Starting ensemble member 1 ...
Progress:
100% |###########################################|

Visualising the result

With the model having run, the final step is to visulise the result. Here, we produce a simple plot of particle pathlines over the course of the simulation. Within the config file, we specified that outputs should be saved in an directory called output. To make the plot, we leverage plotting functionlity provided with the processing sub-package.

[9]:
from datetime import timedelta

from pylag.processing.ncview import Viewer


file_name = f"{simulation_dir}/output/pylag_1.nc"

# Time of flight
time_of_flight = timedelta(hours=15)

# Plot extents
extents = np.array([-4.35, -4.0, 50.25, 50.4], dtype=float)

fig, ax = create_figure(figure_size=(26., 26.), projection=ccrs.PlateCarree(),
                        font_size=font_size, bg_color='gray')

# Configure plotter
plotter = FVCOMPlotter(grid_metrics_file_name,
                       geographic_coords=True,
                       font_size=font_size)

# Plot the bathymetry again. We'll overlay pathlines on top of this.
plotter.plot_field(ax, bathy, extents=extents, add_colour_bar=True,
                   cb_label='Depth (m)', vmin=-60., vmax=0., cmap=cmap)

# Dataset holding particle positions
viewer = Viewer(file_name, time_rounding=900)

# Get time index
date = viewer.date[0] + time_of_flight
time_index = viewer.date.tolist().index(date)
n_times = viewer.date[:time_index+1].shape[0]

# Convert positions into lons/lats
lons, lats = lonlat_from_utm(viewer('x')[time_index, :].squeeze(),
                             viewer('y')[time_index, :].squeeze(), epsg_code=epsg_code)

# Plot particle final positions
ax, scatter = plotter.scatter(ax, lons, lats, s=8, color='#e50000', edgecolors='none')

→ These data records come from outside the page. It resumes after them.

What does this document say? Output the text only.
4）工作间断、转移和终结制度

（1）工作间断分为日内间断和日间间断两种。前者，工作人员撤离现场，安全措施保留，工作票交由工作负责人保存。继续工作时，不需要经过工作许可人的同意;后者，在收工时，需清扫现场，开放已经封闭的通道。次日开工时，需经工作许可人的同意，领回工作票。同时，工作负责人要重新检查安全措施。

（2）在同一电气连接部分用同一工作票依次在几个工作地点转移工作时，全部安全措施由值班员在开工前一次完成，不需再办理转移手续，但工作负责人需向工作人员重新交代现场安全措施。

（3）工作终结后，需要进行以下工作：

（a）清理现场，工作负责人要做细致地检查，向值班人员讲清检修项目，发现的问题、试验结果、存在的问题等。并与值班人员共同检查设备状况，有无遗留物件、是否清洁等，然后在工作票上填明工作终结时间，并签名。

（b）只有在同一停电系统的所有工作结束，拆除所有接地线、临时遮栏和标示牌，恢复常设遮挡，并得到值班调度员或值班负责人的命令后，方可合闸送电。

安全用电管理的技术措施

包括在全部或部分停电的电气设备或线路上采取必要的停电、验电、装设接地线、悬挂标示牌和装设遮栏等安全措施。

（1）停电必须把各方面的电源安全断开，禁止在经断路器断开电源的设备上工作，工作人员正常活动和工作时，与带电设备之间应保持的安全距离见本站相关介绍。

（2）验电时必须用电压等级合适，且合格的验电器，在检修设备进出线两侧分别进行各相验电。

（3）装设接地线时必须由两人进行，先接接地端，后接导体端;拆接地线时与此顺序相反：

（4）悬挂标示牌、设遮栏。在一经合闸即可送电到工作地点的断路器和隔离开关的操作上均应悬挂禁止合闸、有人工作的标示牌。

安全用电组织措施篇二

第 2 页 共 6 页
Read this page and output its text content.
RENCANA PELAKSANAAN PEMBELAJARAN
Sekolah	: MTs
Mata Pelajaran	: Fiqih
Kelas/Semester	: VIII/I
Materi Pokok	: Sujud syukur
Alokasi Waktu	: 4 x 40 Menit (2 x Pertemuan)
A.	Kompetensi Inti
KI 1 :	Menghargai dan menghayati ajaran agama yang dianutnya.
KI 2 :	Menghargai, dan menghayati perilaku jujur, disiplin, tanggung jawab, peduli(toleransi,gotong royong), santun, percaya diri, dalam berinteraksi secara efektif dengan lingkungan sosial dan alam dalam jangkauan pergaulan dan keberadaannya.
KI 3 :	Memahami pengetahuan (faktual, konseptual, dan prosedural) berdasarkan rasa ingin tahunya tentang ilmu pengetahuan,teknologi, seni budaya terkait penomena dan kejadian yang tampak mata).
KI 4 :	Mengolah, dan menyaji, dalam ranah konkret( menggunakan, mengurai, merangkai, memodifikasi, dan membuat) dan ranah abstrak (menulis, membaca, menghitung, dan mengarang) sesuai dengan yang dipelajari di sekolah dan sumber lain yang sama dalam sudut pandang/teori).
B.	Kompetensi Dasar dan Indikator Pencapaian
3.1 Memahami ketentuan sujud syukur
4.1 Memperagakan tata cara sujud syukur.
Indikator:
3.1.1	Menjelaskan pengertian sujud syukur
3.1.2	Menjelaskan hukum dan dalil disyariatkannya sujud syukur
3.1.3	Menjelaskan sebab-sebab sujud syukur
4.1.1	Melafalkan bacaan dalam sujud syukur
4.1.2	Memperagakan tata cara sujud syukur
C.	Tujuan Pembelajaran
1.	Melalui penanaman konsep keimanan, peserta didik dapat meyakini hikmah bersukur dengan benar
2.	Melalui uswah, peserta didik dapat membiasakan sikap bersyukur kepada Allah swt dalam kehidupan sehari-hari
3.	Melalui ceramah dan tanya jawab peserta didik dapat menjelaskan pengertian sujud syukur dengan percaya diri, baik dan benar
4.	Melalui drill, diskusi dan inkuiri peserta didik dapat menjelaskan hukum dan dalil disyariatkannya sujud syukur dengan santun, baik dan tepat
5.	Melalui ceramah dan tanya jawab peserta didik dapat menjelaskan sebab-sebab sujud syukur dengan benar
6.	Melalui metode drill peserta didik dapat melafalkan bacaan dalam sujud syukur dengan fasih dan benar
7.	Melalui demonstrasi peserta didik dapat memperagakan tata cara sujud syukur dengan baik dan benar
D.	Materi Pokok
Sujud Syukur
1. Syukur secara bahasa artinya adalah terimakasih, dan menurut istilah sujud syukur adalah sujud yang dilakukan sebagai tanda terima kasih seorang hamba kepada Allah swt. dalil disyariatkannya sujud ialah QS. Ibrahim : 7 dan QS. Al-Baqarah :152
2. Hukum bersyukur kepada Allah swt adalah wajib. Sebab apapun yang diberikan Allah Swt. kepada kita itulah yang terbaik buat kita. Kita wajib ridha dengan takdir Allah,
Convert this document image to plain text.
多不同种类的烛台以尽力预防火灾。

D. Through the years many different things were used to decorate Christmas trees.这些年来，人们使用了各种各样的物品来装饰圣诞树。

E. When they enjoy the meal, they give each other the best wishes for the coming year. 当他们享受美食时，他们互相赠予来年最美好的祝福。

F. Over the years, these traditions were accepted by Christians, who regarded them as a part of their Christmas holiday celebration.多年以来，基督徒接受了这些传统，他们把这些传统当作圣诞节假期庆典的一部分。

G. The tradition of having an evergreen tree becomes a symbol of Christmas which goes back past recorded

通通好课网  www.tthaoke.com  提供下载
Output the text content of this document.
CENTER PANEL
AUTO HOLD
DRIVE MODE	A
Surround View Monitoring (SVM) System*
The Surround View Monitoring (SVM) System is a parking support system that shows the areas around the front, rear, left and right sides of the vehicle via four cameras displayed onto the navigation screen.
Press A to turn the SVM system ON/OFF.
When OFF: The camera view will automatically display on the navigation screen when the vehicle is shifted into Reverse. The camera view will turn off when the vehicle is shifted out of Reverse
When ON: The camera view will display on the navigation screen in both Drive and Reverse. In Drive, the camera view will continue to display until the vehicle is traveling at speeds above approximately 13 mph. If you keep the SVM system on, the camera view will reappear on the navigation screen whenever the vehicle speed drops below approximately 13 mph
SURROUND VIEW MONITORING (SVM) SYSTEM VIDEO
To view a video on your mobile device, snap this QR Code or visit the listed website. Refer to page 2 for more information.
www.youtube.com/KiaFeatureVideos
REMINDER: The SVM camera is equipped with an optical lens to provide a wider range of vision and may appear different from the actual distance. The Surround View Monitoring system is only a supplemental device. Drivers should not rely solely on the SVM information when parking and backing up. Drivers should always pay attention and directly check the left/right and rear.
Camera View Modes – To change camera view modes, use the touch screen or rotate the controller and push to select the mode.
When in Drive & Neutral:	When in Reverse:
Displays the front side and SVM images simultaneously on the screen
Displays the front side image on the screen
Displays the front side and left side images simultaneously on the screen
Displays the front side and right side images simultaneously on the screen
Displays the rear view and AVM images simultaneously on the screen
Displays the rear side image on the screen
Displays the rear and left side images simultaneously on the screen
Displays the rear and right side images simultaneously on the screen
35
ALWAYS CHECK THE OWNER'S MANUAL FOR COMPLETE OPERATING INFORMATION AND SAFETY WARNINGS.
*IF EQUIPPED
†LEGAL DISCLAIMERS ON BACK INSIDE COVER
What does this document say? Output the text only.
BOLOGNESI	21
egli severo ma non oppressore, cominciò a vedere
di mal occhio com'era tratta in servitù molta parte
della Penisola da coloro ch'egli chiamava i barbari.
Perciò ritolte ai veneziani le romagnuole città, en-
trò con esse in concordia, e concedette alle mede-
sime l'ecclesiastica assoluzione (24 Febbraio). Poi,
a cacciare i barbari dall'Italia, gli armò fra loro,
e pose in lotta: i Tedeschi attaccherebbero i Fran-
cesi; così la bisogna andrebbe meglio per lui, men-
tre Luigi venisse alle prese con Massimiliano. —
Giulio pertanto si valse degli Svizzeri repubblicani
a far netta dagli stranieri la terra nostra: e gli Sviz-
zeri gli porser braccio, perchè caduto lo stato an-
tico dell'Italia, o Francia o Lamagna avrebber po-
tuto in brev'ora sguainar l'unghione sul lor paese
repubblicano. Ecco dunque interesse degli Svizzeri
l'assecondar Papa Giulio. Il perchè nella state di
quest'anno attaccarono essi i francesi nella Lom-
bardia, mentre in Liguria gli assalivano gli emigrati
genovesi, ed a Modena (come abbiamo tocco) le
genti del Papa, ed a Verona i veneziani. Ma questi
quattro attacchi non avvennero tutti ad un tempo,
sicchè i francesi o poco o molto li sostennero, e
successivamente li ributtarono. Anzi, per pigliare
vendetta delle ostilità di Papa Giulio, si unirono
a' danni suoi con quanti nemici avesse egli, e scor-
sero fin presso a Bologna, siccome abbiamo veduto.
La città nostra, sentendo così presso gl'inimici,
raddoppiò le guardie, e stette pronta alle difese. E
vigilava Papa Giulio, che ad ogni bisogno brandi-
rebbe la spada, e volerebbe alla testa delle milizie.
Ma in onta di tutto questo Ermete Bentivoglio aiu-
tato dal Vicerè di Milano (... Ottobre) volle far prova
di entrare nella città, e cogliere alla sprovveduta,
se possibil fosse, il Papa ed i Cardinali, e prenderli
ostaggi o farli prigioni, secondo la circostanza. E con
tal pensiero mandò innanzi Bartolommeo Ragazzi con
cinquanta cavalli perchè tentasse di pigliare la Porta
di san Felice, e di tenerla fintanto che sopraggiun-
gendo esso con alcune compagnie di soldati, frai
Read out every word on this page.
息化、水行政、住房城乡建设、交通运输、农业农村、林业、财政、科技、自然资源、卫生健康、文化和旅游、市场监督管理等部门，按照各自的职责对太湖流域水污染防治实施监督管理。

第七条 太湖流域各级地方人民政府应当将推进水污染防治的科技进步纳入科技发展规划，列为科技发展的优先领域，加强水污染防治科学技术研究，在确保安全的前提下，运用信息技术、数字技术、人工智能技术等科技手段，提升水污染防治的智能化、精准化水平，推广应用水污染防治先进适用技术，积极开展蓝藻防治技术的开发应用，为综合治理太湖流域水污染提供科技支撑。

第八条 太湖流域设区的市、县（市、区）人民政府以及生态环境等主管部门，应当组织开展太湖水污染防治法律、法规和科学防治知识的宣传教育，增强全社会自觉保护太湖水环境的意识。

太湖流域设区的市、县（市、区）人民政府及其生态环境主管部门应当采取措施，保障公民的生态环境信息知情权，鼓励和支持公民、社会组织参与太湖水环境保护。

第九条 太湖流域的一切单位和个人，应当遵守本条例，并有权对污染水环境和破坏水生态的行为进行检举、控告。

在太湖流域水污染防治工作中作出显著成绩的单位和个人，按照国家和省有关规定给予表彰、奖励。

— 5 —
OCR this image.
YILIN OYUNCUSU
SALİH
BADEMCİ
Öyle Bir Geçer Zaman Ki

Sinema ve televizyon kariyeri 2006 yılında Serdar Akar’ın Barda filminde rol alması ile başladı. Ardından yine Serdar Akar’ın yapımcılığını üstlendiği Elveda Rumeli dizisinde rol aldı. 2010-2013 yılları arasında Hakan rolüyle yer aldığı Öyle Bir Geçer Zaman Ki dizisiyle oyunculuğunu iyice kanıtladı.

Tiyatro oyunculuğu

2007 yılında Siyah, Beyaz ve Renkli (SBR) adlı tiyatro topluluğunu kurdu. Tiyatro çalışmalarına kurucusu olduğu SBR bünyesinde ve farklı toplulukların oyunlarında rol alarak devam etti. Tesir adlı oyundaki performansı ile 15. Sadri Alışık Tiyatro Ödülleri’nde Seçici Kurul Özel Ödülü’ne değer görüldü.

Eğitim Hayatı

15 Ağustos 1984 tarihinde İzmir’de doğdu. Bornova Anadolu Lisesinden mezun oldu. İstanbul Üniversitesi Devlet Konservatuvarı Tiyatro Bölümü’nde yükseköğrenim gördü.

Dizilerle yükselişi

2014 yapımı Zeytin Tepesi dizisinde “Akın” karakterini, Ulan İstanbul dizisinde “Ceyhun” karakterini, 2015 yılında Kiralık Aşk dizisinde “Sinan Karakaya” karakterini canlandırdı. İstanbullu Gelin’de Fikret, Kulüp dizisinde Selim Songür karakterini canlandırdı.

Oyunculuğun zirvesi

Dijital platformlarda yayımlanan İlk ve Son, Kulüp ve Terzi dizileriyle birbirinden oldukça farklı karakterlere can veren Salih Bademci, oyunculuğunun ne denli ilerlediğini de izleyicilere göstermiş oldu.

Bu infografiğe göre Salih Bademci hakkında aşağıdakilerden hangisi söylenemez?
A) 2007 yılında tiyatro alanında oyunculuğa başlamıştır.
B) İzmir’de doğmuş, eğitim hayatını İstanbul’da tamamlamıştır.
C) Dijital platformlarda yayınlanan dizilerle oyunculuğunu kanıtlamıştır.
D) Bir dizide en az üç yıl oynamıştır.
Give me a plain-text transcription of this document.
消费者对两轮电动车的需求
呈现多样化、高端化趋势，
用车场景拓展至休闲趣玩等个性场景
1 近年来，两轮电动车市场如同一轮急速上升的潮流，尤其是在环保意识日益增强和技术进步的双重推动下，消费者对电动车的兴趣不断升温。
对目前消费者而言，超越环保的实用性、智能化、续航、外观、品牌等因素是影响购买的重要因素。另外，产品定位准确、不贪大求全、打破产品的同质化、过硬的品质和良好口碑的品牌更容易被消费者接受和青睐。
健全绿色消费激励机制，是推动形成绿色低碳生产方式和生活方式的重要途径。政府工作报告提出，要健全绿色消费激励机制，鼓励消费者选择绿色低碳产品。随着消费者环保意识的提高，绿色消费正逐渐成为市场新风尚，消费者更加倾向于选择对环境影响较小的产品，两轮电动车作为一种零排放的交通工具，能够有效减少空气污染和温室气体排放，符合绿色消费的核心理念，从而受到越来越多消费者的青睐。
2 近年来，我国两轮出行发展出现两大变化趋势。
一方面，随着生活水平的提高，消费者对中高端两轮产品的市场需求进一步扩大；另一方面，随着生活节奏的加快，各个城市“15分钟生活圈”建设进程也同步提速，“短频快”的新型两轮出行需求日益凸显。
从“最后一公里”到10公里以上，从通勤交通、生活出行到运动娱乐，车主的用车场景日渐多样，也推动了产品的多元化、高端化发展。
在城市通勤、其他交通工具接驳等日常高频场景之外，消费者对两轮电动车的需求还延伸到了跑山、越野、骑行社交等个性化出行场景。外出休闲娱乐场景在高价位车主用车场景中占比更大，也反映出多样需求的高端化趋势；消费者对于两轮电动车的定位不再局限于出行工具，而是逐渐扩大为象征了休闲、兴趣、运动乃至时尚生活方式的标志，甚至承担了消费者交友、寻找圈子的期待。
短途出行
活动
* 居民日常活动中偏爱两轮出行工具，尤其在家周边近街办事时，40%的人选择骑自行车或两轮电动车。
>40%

# Convert all pathline coordinates into lons/lats
lons_paths, lats_paths = lonlat_from_utm(viewer('x')[:time_index+1, :],
                                         viewer('y')[:time_index+1, :],
                                         epsg_code=epsg_code)

# Add path lines
ax, lines = plotter.plot_lines(ax, lons_paths, lats_paths, linewidth=0.15, alpha=1, color='#0504aa')
../_images/examples_fvcom_forward_tracking_18_0.png

In the plot we can see particles moving out into the centre of the channel. Initially, particles form a relatively coherent collective, with shear dispersion only slowly causing particle pathlines to diverge. If we had run with turbulent mixing, particle pathlines would have diverged more quickly. A discussion of transport dynamics in this area can be found in Uncles et al (2020).

References

Chen, C. H. Liu, R. C. Beardsley, 2003. An unstructured, finite-volume, three-dimensio nal, primitive equation ocean model: application to coastal ocean and estuaries.J. Atm. &Oceanic Tech., 20, 159-186

Umlauf, L. Burchard, H., 2004. Second-order turbulence closure models for geophysical boundary layers. A review of recent work. Continental Shelf Research 25(7):795-827. DOI: 10.1016/j.csr.2004.08.004

Uncles, R. J., Clark, J. R., Bedington, M., Torres, R. 2020. “On sediment dispersal in the Whitsand Bay Marine Conservation Zone: Neighbor to a closed dredge-spoil disposal site” in Marine Protected Areas: Evidence, Policy and Practise, ed Robert Clark and John Humphreys (Elsevier Inc.).